Oft hochkomplexe Strukturen
Hintergrund: Die Abwicklung illiquider Investments stellt für viele Distributoren derzeit eine erhebliche Herausforderung dar, erklärt Portagon. Während liquide Anlageprodukte in einer automatisierten und standardisierten Infrastruktur verwaltet werden, seien Private Markets durch eine fragmentierte, papierbasierte und individuelle Abwicklung geprägt. Ein zentrales Problem bestehe darin, dass illiquide Investments nicht in einem einzigen Depot gebündelt werden können.

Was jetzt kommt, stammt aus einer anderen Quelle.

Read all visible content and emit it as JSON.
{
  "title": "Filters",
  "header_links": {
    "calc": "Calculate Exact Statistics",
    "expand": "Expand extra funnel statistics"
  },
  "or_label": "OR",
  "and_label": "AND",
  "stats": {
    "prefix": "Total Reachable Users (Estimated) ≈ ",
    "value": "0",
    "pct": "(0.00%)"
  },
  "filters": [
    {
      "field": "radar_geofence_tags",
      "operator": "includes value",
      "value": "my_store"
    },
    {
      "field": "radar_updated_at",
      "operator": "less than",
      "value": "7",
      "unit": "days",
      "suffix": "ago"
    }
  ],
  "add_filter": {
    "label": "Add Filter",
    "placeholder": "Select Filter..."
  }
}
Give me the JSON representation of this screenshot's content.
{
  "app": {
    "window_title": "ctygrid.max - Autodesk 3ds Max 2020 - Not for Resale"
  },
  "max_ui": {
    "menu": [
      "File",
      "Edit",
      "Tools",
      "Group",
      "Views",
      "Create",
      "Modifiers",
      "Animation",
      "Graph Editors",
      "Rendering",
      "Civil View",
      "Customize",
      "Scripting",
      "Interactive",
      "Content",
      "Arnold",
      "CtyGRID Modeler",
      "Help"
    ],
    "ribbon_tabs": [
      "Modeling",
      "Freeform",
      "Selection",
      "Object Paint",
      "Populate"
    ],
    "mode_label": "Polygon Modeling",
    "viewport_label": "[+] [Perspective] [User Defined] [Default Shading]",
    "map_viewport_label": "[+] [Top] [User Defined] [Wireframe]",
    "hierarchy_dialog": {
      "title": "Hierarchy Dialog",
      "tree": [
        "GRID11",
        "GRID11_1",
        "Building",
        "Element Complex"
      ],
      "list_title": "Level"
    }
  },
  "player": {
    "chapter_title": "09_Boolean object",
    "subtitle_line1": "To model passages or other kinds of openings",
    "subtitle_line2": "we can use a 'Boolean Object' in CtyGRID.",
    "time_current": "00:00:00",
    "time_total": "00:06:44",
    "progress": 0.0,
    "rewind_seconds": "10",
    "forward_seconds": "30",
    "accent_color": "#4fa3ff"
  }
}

Im Gegensatz zu liquiden Anlagen weisen illiquide und semi-liquide Produkte oft hochkomplexe Strukturen auf, etwa Widerrufsfristen sowie unterschiedliche Halte- und Kündigungsfristen. Depotführende Stellen bieten derzeit nur eine begrenzte Auswahl an Privatmarktprodukten an – jene, die sich innerhalb ihrer bestehenden Systeme abwickeln lassen. Als Konsequenz müssen bislang mehrere Depots für verschiedene illiquide Assets eines Kunden eröffnet werden, so Portagon.